Ты не мог видеть, но с западной стороны острова поднимаются мощные столбы пара. Там моя лаборатория. Пар может двигать предметы, Демиан, он может крутить колесо или механизм, но никому в сущности это не нужно.

Гуранатан способен дать нам все, но люди видят лишь темную магию и боятся, что мое настойчивое внимание разгневает первородных. Я по крупицам теряю уважение, занимаясь своими непотребствами. Риффат смеется и говорит, что меня также следовало в детстве принести в жертву, — он скривился. В этих его словах я чувствовал лишь долю шутки. Возможно, между Гевором и Риффатом и вправду было не все гладко.

— Наука всегда идет впереди людей, — сказал я уверенно.

— О, ты знаешь, — Гевор кивнул. — Наука — безусловно, хотя многие называют это нарушением священных законов природы. Они приносят к жерлу коз и сбрасывают их в кипящее озеро, надеясь таким образом сгладить мое вмешательство. Все это является ни чем иным, как проявлением невежества и тьмы, царствующей внутри человеческого разума, но пройдут годы прежде, чем люди, верящие в то, что в вулкане живет великий дух, чей мир — царство расплавленной магмы, в которой он топит своих жертв, чтобы нескончаемо истязать их, придут к пониманию своей серости.

Ладно, теперь отдыхай, а мне пора. Завтра тебе принесут чистую тростниковую бумагу и чернильницу. Хочу, чтобы ты описал свои знания о мире. Если тебе есть что сказать мне — напиши. Не сможешь писать, попроси голема взять перо, и они будут писать твои слова. У тебя будет еще один день, чтобы все обдумать, но эта ночь, надеюсь, будет особенно приятной. Она поможет тебе завтра быть наиболее откровенным.

Гевор неприятно улыбнулся, встал и вышел, а его големы подхватили меня под руки и поволокли в клетку.
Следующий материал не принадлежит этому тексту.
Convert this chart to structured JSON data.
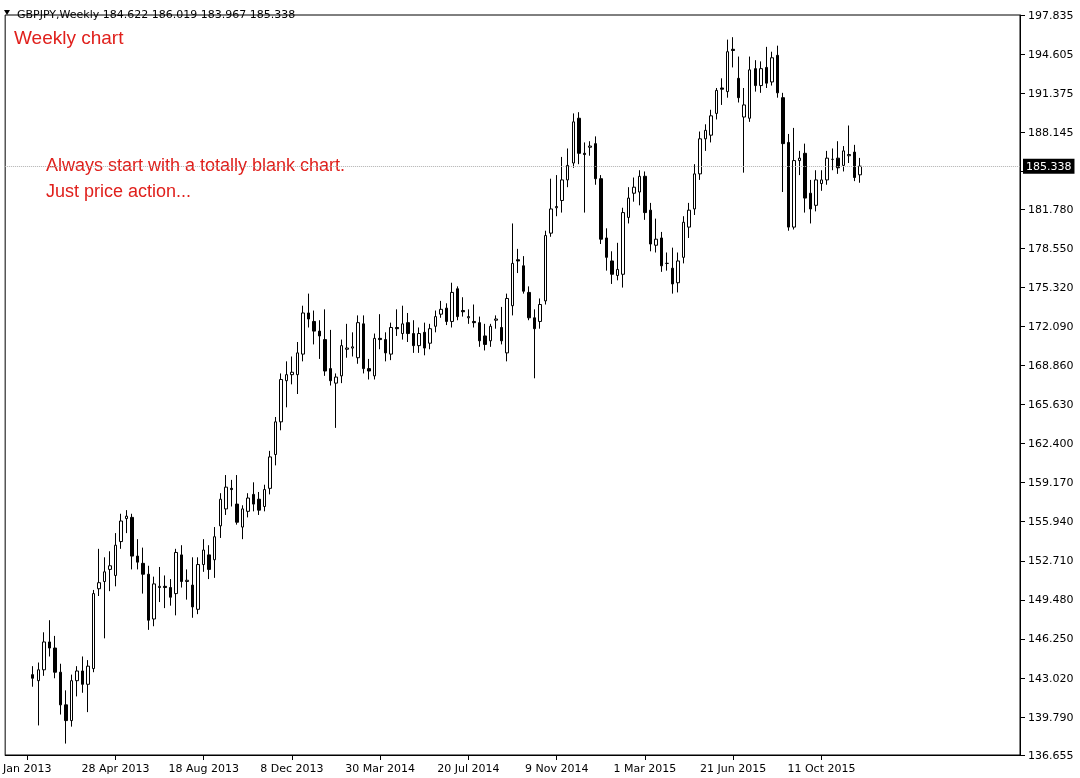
{
  "chart_data": {
    "type": "candlestick",
    "title": "GBPJPY,Weekly 184.622 186.019 183.967 185.338",
    "color": "#000000",
    "annotations": [
      "Weekly chart",
      "Always start with a totally blank chart.",
      "Just price action..."
    ],
    "xlim": [
      "2012-12-09",
      "2016-06-19"
    ],
    "xticks": [
      {
        "value": "2013-01-06",
        "label": "Jan 2013"
      },
      {
        "value": "2013-04-28",
        "label": "28 Apr 2013"
      },
      {
        "value": "2013-08-18",
        "label": "18 Aug 2013"
      },
      {
        "value": "2013-12-08",
        "label": "8 Dec 2013"
      },
      {
        "value": "2014-03-30",
        "label": "30 Mar 2014"
      },
      {
        "value": "2014-07-20",
        "label": "20 Jul 2014"
      },
      {
        "value": "2014-11-09",
        "label": "9 Nov 2014"
      },
      {
        "value": "2015-03-01",
        "label": "1 Mar 2015"
      },
      {
        "value": "2015-06-21",
        "label": "21 Jun 2015"
      },
      {
        "value": "2015-10-11",
        "label": "11 Oct 2015"
      }
    ],
    "ylim": [
      136.655,
      197.835
    ],
    "yticks": [
      136.655,
      {
        "value": 139.79,
        "label": "139.790"
      },
      {
        "value": 143.02,
        "label": "143.020"
      },
      {
        "value": 146.25,
        "label": "146.250"
      },
      {
        "value": 149.48,
        "label": "149.480"
      },
      {
        "value": 152.71,
        "label": "152.710"
      },
      {
        "value": 155.94,
        "label": "155.940"
      },
      {
        "value": 159.17,
        "label": "159.170"
      },
      {
        "value": 162.4,
        "label": "162.400"
      },
      {
        "value": 165.63,
        "label": "165.630"
      },
      {
        "value": 168.86,
        "label": "168.860"
      },
      {
        "value": 172.09,
        "label": "172.090"
      },
      {
        "value": 175.32,
        "label": "175.320"
      },
      {
        "value": 178.55,
        "label": "178.550"
      },
      {
        "value": 181.78,
        "label": "181.780"
      },
      {
        "value": 184.915,
        "label": null
      },
      188.145,
      191.375,
      194.605,
      197.835
    ],
    "ref_lines": [
      {
        "axis": "y",
        "value": 185.338,
        "label": "185.338"
      }
    ],
    "x": [
      "2013-01-13",
      "2013-01-20",
      "2013-01-27",
      "2013-02-03",
      "2013-02-10",
      "2013-02-17",
      "2013-02-24",
      "2013-03-03",
      "2013-03-10",
      "2013-03-17",
      "2013-03-24",
      "2013-03-31",
      "2013-04-07",
      "2013-04-14",
      "2013-04-21",
      "2013-04-28",
      "2013-05-05",
      "2013-05-12",
      "2013-05-19",
      "2013-05-26",
      "2013-06-02",
      "2013-06-09",
      "2013-06-16",
      "2013-06-23",
      "2013-06-30",
      "2013-07-07",
      "2013-07-14",
      "2013-07-21",
      "2013-07-28",
      "2013-08-04",
      "2013-08-11",
      "2013-08-18",
      "2013-08-25",
      "2013-09-01",
      "2013-09-08",
      "2013-09-15",
      "2013-09-22",
      "2013-09-29",
      "2013-10-06",
      "2013-10-13",
      "2013-10-20",
      "2013-10-27",
      "2013-11-03",
      "2013-11-10",
      "2013-11-17",
      "2013-11-24",
      "2013-12-01",
      "2013-12-08",
      "2013-12-15",
      "2013-12-22",
      "2013-12-29",
      "2014-01-05",
      "2014-01-12",
      "2014-01-19",
      "2014-01-26",
      "2014-02-02",
      "2014-02-09",
      "2014-02-16",
      "2014-02-23",
      "2014-03-02",
      "2014-03-09",
      "2014-03-16",
      "2014-03-23",
      "2014-03-30",
      "2014-04-06",
      "2014-04-13",
      "2014-04-20",
      "2014-04-27",
      "2014-05-04",
      "2014-05-11",
      "2014-05-18",
      "2014-05-25",
      "2014-06-01",
      "2014-06-08",
      "2014-06-15",
      "2014-06-22",
      "2014-06-29",
      "2014-07-06",
      "2014-07-13",
      "2014-07-20",
      "2014-07-27",
      "2014-08-03",
      "2014-08-10",
      "2014-08-17",
      "2014-08-24",
      "2014-08-31",
      "2014-09-07",
      "2014-09-14",
      "2014-09-21",
      "2014-09-28",
      "2014-10-05",
      "2014-10-12",
      "2014-10-19",
      "2014-10-26",
      "2014-11-02",
      "2014-11-09",
      "2014-11-16",
      "2014-11-23",
      "2014-11-30",
      "2014-12-07",
      "2014-12-14",
      "2014-12-21",
      "2014-12-28",
      "2015-01-04",
      "2015-01-11",
      "2015-01-18",
      "2015-01-25",
      "2015-02-01",
      "2015-02-08",
      "2015-02-15",
      "2015-02-22",
      "2015-03-01",
      "2015-03-08",
      "2015-03-15",
      "2015-03-22",
      "2015-03-29",
      "2015-04-05",
      "2015-04-12",
      "2015-04-19",
      "2015-04-26",
      "2015-05-03",
      "2015-05-10",
      "2015-05-17",
      "2015-05-24",
      "2015-05-31",
      "2015-06-07",
      "2015-06-14",
      "2015-06-21",
      "2015-06-28",
      "2015-07-05",
      "2015-07-12",
      "2015-07-19",
      "2015-07-26",
      "2015-08-02",
      "2015-08-09",
      "2015-08-16",
      "2015-08-23",
      "2015-08-30",
      "2015-09-06",
      "2015-09-13",
      "2015-09-20",
      "2015-09-27",
      "2015-10-04",
      "2015-10-11",
      "2015-10-18",
      "2015-10-25",
      "2015-11-01",
      "2015-11-08",
      "2015-11-15",
      "2015-11-22",
      "2015-11-29"
    ],
    "ohlc": [
      [
        143.3,
        144.0,
        142.3,
        143.0
      ],
      [
        142.8,
        144.3,
        139.1,
        143.7
      ],
      [
        143.7,
        146.8,
        143.2,
        146.0
      ],
      [
        146.0,
        147.8,
        144.8,
        145.5
      ],
      [
        145.5,
        146.5,
        143.0,
        143.5
      ],
      [
        143.5,
        144.2,
        140.0,
        140.8
      ],
      [
        140.8,
        142.0,
        137.6,
        139.5
      ],
      [
        139.5,
        143.3,
        139.0,
        142.8
      ],
      [
        142.8,
        144.0,
        141.5,
        143.6
      ],
      [
        143.6,
        144.8,
        141.8,
        142.5
      ],
      [
        142.5,
        144.5,
        140.2,
        144.0
      ],
      [
        143.8,
        150.3,
        143.5,
        150.0
      ],
      [
        150.4,
        153.7,
        149.8,
        150.9
      ],
      [
        151.0,
        153.0,
        146.3,
        151.8
      ],
      [
        152.0,
        153.5,
        150.2,
        152.3
      ],
      [
        151.5,
        155.0,
        150.6,
        154.0
      ],
      [
        154.3,
        156.6,
        153.7,
        156.0
      ],
      [
        156.2,
        156.9,
        155.0,
        156.4
      ],
      [
        156.3,
        156.6,
        152.0,
        153.1
      ],
      [
        153.1,
        154.5,
        152.0,
        152.6
      ],
      [
        152.5,
        153.8,
        150.0,
        151.6
      ],
      [
        151.6,
        152.3,
        147.0,
        147.8
      ],
      [
        147.9,
        151.4,
        147.3,
        150.8
      ],
      [
        150.5,
        152.2,
        149.3,
        150.6
      ],
      [
        150.6,
        151.5,
        148.8,
        150.5
      ],
      [
        150.5,
        151.2,
        149.0,
        149.7
      ],
      [
        150.0,
        153.7,
        148.2,
        153.4
      ],
      [
        153.2,
        154.0,
        150.5,
        151.0
      ],
      [
        151.0,
        152.0,
        149.5,
        151.1
      ],
      [
        150.7,
        153.0,
        148.0,
        148.9
      ],
      [
        148.7,
        153.0,
        148.3,
        152.4
      ],
      [
        152.4,
        154.5,
        151.8,
        153.6
      ],
      [
        153.2,
        154.0,
        151.2,
        152.0
      ],
      [
        152.8,
        155.5,
        151.3,
        154.7
      ],
      [
        155.6,
        158.3,
        154.6,
        157.8
      ],
      [
        157.0,
        159.8,
        156.5,
        158.8
      ],
      [
        158.7,
        159.4,
        157.2,
        158.6
      ],
      [
        157.4,
        159.8,
        155.7,
        155.9
      ],
      [
        155.5,
        157.3,
        154.5,
        157.0
      ],
      [
        156.8,
        158.3,
        156.3,
        157.9
      ],
      [
        158.2,
        159.2,
        156.8,
        157.4
      ],
      [
        157.8,
        158.4,
        156.5,
        156.9
      ],
      [
        157.2,
        159.0,
        156.8,
        158.6
      ],
      [
        158.7,
        161.8,
        158.2,
        161.3
      ],
      [
        161.5,
        164.6,
        160.6,
        164.2
      ],
      [
        164.2,
        168.2,
        163.5,
        167.7
      ],
      [
        167.6,
        169.2,
        165.4,
        168.1
      ],
      [
        168.1,
        169.6,
        167.3,
        168.3
      ],
      [
        168.1,
        170.8,
        166.5,
        169.9
      ],
      [
        169.8,
        173.8,
        169.2,
        173.2
      ],
      [
        173.2,
        174.8,
        172.0,
        172.7
      ],
      [
        172.5,
        173.4,
        170.6,
        171.7
      ],
      [
        171.7,
        172.6,
        169.4,
        171.3
      ],
      [
        171.0,
        173.5,
        168.0,
        168.4
      ],
      [
        168.6,
        171.8,
        167.2,
        167.6
      ],
      [
        167.4,
        168.2,
        163.7,
        167.9
      ],
      [
        168.0,
        171.0,
        167.4,
        170.5
      ],
      [
        170.2,
        172.3,
        169.5,
        170.3
      ],
      [
        170.3,
        171.6,
        169.6,
        170.4
      ],
      [
        169.5,
        173.0,
        169.0,
        172.4
      ],
      [
        172.3,
        173.0,
        168.2,
        168.6
      ],
      [
        168.6,
        169.4,
        167.7,
        168.4
      ],
      [
        168.0,
        171.5,
        167.7,
        171.1
      ],
      [
        171.1,
        173.1,
        170.2,
        171.0
      ],
      [
        171.0,
        171.6,
        169.2,
        169.9
      ],
      [
        169.8,
        172.4,
        169.3,
        172.0
      ],
      [
        172.0,
        173.5,
        171.3,
        171.9
      ],
      [
        171.5,
        173.8,
        171.0,
        172.3
      ],
      [
        172.4,
        173.2,
        170.8,
        171.5
      ],
      [
        171.5,
        172.6,
        169.9,
        170.5
      ],
      [
        170.5,
        172.0,
        169.9,
        171.5
      ],
      [
        171.6,
        172.4,
        169.7,
        170.3
      ],
      [
        170.7,
        172.3,
        170.2,
        171.9
      ],
      [
        172.1,
        173.4,
        171.6,
        172.9
      ],
      [
        173.1,
        174.2,
        172.8,
        173.5
      ],
      [
        173.6,
        174.0,
        172.2,
        172.5
      ],
      [
        172.5,
        175.7,
        172.0,
        174.9
      ],
      [
        175.2,
        175.4,
        172.6,
        172.9
      ],
      [
        173.4,
        174.5,
        172.9,
        173.3
      ],
      [
        172.8,
        173.5,
        172.3,
        172.9
      ],
      [
        172.5,
        173.9,
        172.0,
        172.4
      ],
      [
        172.4,
        172.9,
        170.4,
        170.9
      ],
      [
        171.3,
        172.3,
        170.1,
        170.6
      ],
      [
        170.9,
        172.3,
        170.4,
        172.1
      ],
      [
        172.6,
        173.0,
        171.9,
        172.7
      ],
      [
        172.0,
        173.7,
        170.6,
        170.9
      ],
      [
        169.9,
        174.8,
        169.2,
        174.4
      ],
      [
        173.8,
        180.6,
        173.0,
        177.3
      ],
      [
        177.6,
        178.5,
        176.5,
        177.5
      ],
      [
        177.1,
        177.9,
        174.8,
        175.0
      ],
      [
        174.9,
        175.4,
        172.6,
        172.8
      ],
      [
        172.8,
        173.5,
        167.8,
        171.9
      ],
      [
        172.5,
        174.4,
        171.9,
        173.9
      ],
      [
        174.2,
        180.0,
        173.9,
        179.6
      ],
      [
        179.8,
        184.3,
        179.5,
        181.8
      ],
      [
        181.9,
        184.6,
        181.2,
        182.0
      ],
      [
        182.5,
        186.1,
        181.5,
        184.2
      ],
      [
        184.2,
        186.8,
        183.6,
        185.4
      ],
      [
        185.6,
        189.7,
        185.2,
        189.0
      ],
      [
        189.3,
        189.8,
        185.5,
        186.4
      ],
      [
        186.4,
        187.3,
        181.5,
        186.3
      ],
      [
        186.9,
        187.4,
        186.2,
        187.0
      ],
      [
        187.2,
        187.8,
        183.8,
        184.3
      ],
      [
        184.3,
        184.6,
        178.9,
        179.3
      ],
      [
        179.4,
        180.2,
        176.7,
        177.8
      ],
      [
        177.5,
        178.3,
        175.6,
        176.4
      ],
      [
        176.3,
        179.0,
        175.9,
        176.8
      ],
      [
        176.4,
        181.9,
        175.3,
        181.5
      ],
      [
        181.1,
        183.6,
        180.6,
        182.7
      ],
      [
        183.1,
        184.4,
        182.4,
        183.6
      ],
      [
        183.2,
        185.0,
        182.1,
        184.5
      ],
      [
        184.5,
        184.9,
        180.9,
        181.5
      ],
      [
        181.7,
        182.3,
        178.3,
        178.9
      ],
      [
        178.8,
        181.0,
        178.2,
        179.3
      ],
      [
        179.4,
        179.9,
        176.6,
        177.1
      ],
      [
        177.3,
        178.2,
        176.7,
        177.3
      ],
      [
        176.9,
        178.6,
        174.8,
        175.6
      ],
      [
        175.7,
        178.2,
        174.9,
        177.5
      ],
      [
        177.8,
        181.2,
        177.3,
        180.7
      ],
      [
        180.3,
        182.3,
        179.4,
        181.7
      ],
      [
        181.8,
        185.5,
        181.3,
        184.7
      ],
      [
        184.7,
        188.2,
        184.2,
        187.6
      ],
      [
        187.6,
        188.8,
        186.6,
        188.3
      ],
      [
        187.9,
        190.0,
        187.3,
        189.5
      ],
      [
        189.7,
        191.8,
        189.2,
        191.6
      ],
      [
        191.8,
        192.6,
        190.4,
        191.7
      ],
      [
        191.5,
        195.8,
        191.0,
        194.8
      ],
      [
        195.0,
        196.0,
        193.5,
        194.9
      ],
      [
        192.6,
        194.4,
        190.6,
        191.0
      ],
      [
        189.4,
        191.8,
        184.8,
        190.4
      ],
      [
        189.3,
        194.4,
        189.0,
        193.3
      ],
      [
        193.4,
        194.1,
        191.5,
        192.0
      ],
      [
        192.0,
        194.0,
        191.4,
        193.4
      ],
      [
        193.5,
        195.2,
        191.8,
        192.2
      ],
      [
        192.3,
        194.8,
        192.0,
        194.3
      ],
      [
        194.5,
        195.3,
        191.0,
        191.4
      ],
      [
        191.0,
        191.4,
        183.2,
        187.2
      ],
      [
        187.3,
        188.0,
        180.0,
        180.3
      ],
      [
        180.3,
        188.5,
        180.1,
        185.8
      ],
      [
        185.8,
        186.6,
        184.6,
        186.0
      ],
      [
        186.4,
        187.2,
        181.5,
        182.7
      ],
      [
        183.1,
        184.2,
        180.6,
        181.8
      ],
      [
        182.1,
        185.0,
        181.6,
        184.2
      ],
      [
        183.9,
        185.0,
        183.3,
        184.2
      ],
      [
        184.2,
        186.6,
        183.8,
        186.0
      ],
      [
        185.9,
        186.8,
        185.0,
        185.9
      ],
      [
        186.0,
        187.4,
        184.7,
        185.2
      ],
      [
        185.4,
        187.0,
        184.9,
        186.6
      ],
      [
        186.2,
        188.7,
        185.6,
        186.3
      ],
      [
        186.5,
        187.1,
        184.1,
        184.4
      ],
      [
        184.622,
        186.019,
        183.967,
        185.338
      ]
    ]
  }
}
В этот раз я бы и не дошел сам.

Еще в проходе я услышал странный, монотонный гул, но не сразу сообразил, откуда он исходит. Казалось, кто-то камнем бросил в дикий улей, и разъяренные пчелы уже вырываются на свободу. Но то, что я увидел, когда мы приблизились к клетке, освещенной тремя масляными лампами, висящими на стене, было еще хуже, чем потревоженный улей. Крупные, перламутровые мухи наполнили мою темницу. Они плотным облаком вились под потолком, метеорами, отражающими неровный свет, носились вокруг, врезались в прутья и ползали по ним, копошились на полу среди свежего тростника. Удушливо пахло вонючей сладостью, как пахнет разлагающаяся плоть, и я заметил подвешенную на крюке, освежеванную баранью или козью ногу, кишащую личинками.

Големы подтащили меня к дальней стене, усадили, а потом притянули здоровую руку к кольцу, вделанному в каменную кладку. Вышло так, что я сидел, прижавшись к стене, а рука моя была вытянута над головой, и не было никакой возможности защитить лицо, глаза и рот от назойливых насекомых.
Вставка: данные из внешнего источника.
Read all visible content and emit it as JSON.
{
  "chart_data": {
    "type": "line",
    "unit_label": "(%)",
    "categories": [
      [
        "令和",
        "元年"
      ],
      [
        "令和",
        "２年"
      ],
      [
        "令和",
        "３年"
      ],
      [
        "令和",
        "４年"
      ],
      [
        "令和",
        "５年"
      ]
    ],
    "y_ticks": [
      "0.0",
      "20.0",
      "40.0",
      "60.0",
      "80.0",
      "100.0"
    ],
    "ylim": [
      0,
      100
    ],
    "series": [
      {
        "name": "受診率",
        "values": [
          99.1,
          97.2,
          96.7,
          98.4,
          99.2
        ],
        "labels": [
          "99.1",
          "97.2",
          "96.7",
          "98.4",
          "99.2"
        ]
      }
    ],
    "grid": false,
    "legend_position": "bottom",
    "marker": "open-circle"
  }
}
Но големам этого показалось мало, они сняли приманку и стряхнули мух на пол, после чего убрали мясо в мешок и уволокли его прочь. Обезумевшие мухи, лишившись пищи и оказавшись в замкнутом пространстве, в которое они, верно, все это время слетались через узкие окна подвала, совсем одурели. Они облепили меня, ползали по щекам и шее, щекоча своими лапками кожу, трогали хоботками кровавое месиво, в которое превратилась на этот раз ни чем не прикрытая рука. Боль, которую они причиняли, была не такой уж и резкой, но стала наваждением, ужасным проклятьем, терзающим мое сознание. Они не позволяли мне сосредоточиться, их жужжание ранило сознание, а прикосновения заставляли встряхиваться, будто я собака. Секунды той ночи были такими же плотными и неторопливыми, как во время пыток. Я чувствовал ток времени каждой клеточной своего существа, особенно остро понимая, что мы способны столь явственно чувствовать его, лишь подвергаясь мучениям. Вот она — граница вдоль настоящего бессмертия при жизни, но вряд ли кто-то пожелает провести собственную вечность, снося истязания, причиненные умелыми руками палачей.
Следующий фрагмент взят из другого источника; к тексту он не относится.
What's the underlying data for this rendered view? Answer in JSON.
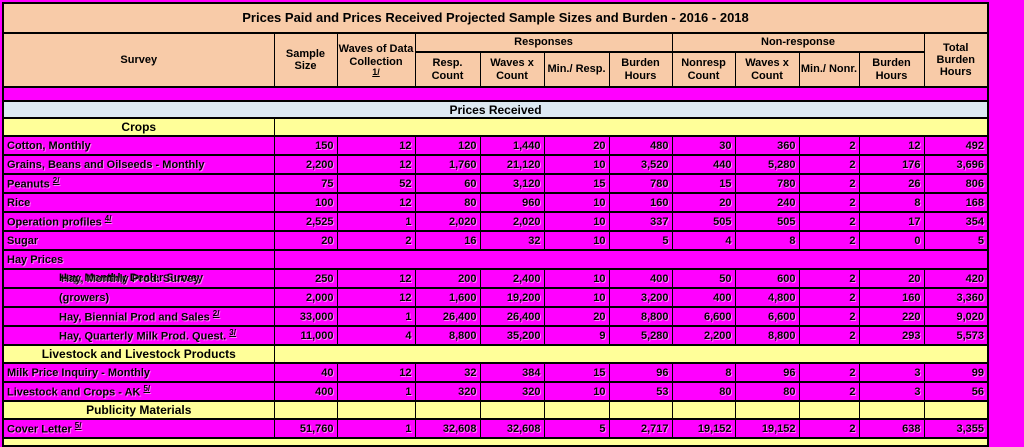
{
  "colors": {
    "page_background": "#FF00FF",
    "header_fill": "#F8CBA8",
    "section_fill": "#FFFF99",
    "band_fill": "#DCE9F2",
    "grid": "#000000"
  },
  "title": "Prices Paid and Prices Received Projected Sample Sizes and Burden - 2016 - 2018",
  "header": {
    "survey": "Survey",
    "sample_size": "Sample Size",
    "waves_label": "Waves of Data Collection",
    "waves_footnote": "1/",
    "responses_group": "Responses",
    "nonresponse_group": "Non-response",
    "sub": [
      "Resp. Count",
      "Waves x Count",
      "Min./ Resp.",
      "Burden Hours",
      "Nonresp Count",
      "Waves x Count",
      "Min./ Nonr.",
      "Burden Hours"
    ],
    "total": "Total Burden Hours"
  },
  "rows": [
    {
      "id": "spacer-row",
      "type": "spacer"
    },
    {
      "id": "prices-received-band",
      "type": "band",
      "label": "Prices Received"
    },
    {
      "id": "section-crops",
      "type": "section",
      "label": "Crops"
    },
    {
      "id": "row-cotton-monthly",
      "type": "data",
      "label": "Cotton, Monthly",
      "values": [
        "150",
        "12",
        "120",
        "1,440",
        "20",
        "480",
        "30",
        "360",
        "2",
        "12",
        "492"
      ]
    },
    {
      "id": "row-grains-beans-oilseeds",
      "type": "data",
      "label": "Grains, Beans and Oilseeds - Monthly",
      "values": [
        "2,200",
        "12",
        "1,760",
        "21,120",
        "10",
        "3,520",
        "440",
        "5,280",
        "2",
        "176",
        "3,696"
      ]
    },
    {
      "id": "row-peanuts",
      "type": "data",
      "label": "Peanuts",
      "sup": "2/",
      "values": [
        "75",
        "52",
        "60",
        "3,120",
        "15",
        "780",
        "15",
        "780",
        "2",
        "26",
        "806"
      ]
    },
    {
      "id": "row-rice",
      "type": "data",
      "label": "Rice",
      "values": [
        "100",
        "12",
        "80",
        "960",
        "10",
        "160",
        "20",
        "240",
        "2",
        "8",
        "168"
      ]
    },
    {
      "id": "row-operation-profiles",
      "type": "data",
      "label": "Operation profiles",
      "sup": "4/",
      "values": [
        "2,525",
        "1",
        "2,020",
        "2,020",
        "10",
        "337",
        "505",
        "505",
        "2",
        "17",
        "354"
      ]
    },
    {
      "id": "row-sugar",
      "type": "data",
      "label": "Sugar",
      "values": [
        "20",
        "2",
        "16",
        "32",
        "10",
        "5",
        "4",
        "8",
        "2",
        "0",
        "5"
      ]
    },
    {
      "id": "row-hay-prices",
      "type": "label",
      "label": "Hay Prices"
    },
    {
      "id": "row-hay-monthly",
      "type": "overlap",
      "labels": [
        "Hay, Monthly Dealer Survey",
        "Hay, Monthly Prod. Survey"
      ],
      "indent": 55,
      "values": [
        "250",
        "12",
        "200",
        "2,400",
        "10",
        "400",
        "50",
        "600",
        "2",
        "20",
        "420"
      ]
    },
    {
      "id": "row-hay-growers",
      "type": "data",
      "label": "(growers)",
      "indent": 55,
      "values": [
        "2,000",
        "12",
        "1,600",
        "19,200",
        "10",
        "3,200",
        "400",
        "4,800",
        "2",
        "160",
        "3,360"
      ]
    },
    {
      "id": "row-hay-biennial",
      "type": "data",
      "label": "Hay, Biennial Prod and Sales",
      "sup": "2/",
      "indent": 55,
      "values": [
        "33,000",
        "1",
        "26,400",
        "26,400",
        "20",
        "8,800",
        "6,600",
        "6,600",
        "2",
        "220",
        "9,020"
      ]
    },
    {
      "id": "row-hay-quarterly-milk",
      "type": "data",
      "label": "Hay, Quarterly Milk Prod. Quest.",
      "sup": "3/",
      "indent": 55,
      "values": [
        "11,000",
        "4",
        "8,800",
        "35,200",
        "9",
        "5,280",
        "2,200",
        "8,800",
        "2",
        "293",
        "5,573"
      ]
    },
    {
      "id": "section-livestock",
      "type": "section",
      "label": "Livestock and Livestock Products"
    },
    {
      "id": "row-milk-price-inquiry",
      "type": "data",
      "label": "Milk Price Inquiry - Monthly",
      "values": [
        "40",
        "12",
        "32",
        "384",
        "15",
        "96",
        "8",
        "96",
        "2",
        "3",
        "99"
      ]
    },
    {
      "id": "row-livestock-crops-ak",
      "type": "data",
      "label": "Livestock and Crops - AK",
      "sup": "5/",
      "values": [
        "400",
        "1",
        "320",
        "320",
        "10",
        "53",
        "80",
        "80",
        "2",
        "3",
        "56"
      ]
    },
    {
      "id": "section-publicity",
      "type": "section_cells",
      "label": "Publicity Materials"
    },
    {
      "id": "row-cover-letter",
      "type": "data",
      "label": "Cover Letter",
      "sup": "5/",
      "values": [
        "51,760",
        "1",
        "32,608",
        "32,608",
        "5",
        "2,717",
        "19,152",
        "19,152",
        "2",
        "638",
        "3,355"
      ]
    },
    {
      "id": "clipped-bottom-row",
      "type": "clip"
    }
  ]
}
Лишь углубившись в размышления, я смог отвлечься от нападок мух и отстранить боль; звенящая гулом множества крыльев тишина вокруг и внутри меня растворилась в мыслях, принося негу и облегчение, куда лишь подобные отголоскам звука пробивались воспоминания о боли.

Теперь я понимал, что мое время истекло. Понимал, что изменение, которое наступило сегодня — ничто. Впереди меня ждет настоящая боль и, конечно же, очень скоро я лишусь правой руки. Чтобы не думать об этом, я представлял, как возвращаются драконы и начинается хаос. С ожесточенной мстительностью мой разум рисовал, как внезапно Марк и Ночной проносятся над вершиной Гуранатана, выжигая склоны горы, деревни и порт своим похожим на вулканическое дыханием. О, как бы мне этого хотелось! Слепая ярость и жажда причинить боль переполнили меня… и я остыл. Разом заледенел от мысли о том, во что превращаю самого себя.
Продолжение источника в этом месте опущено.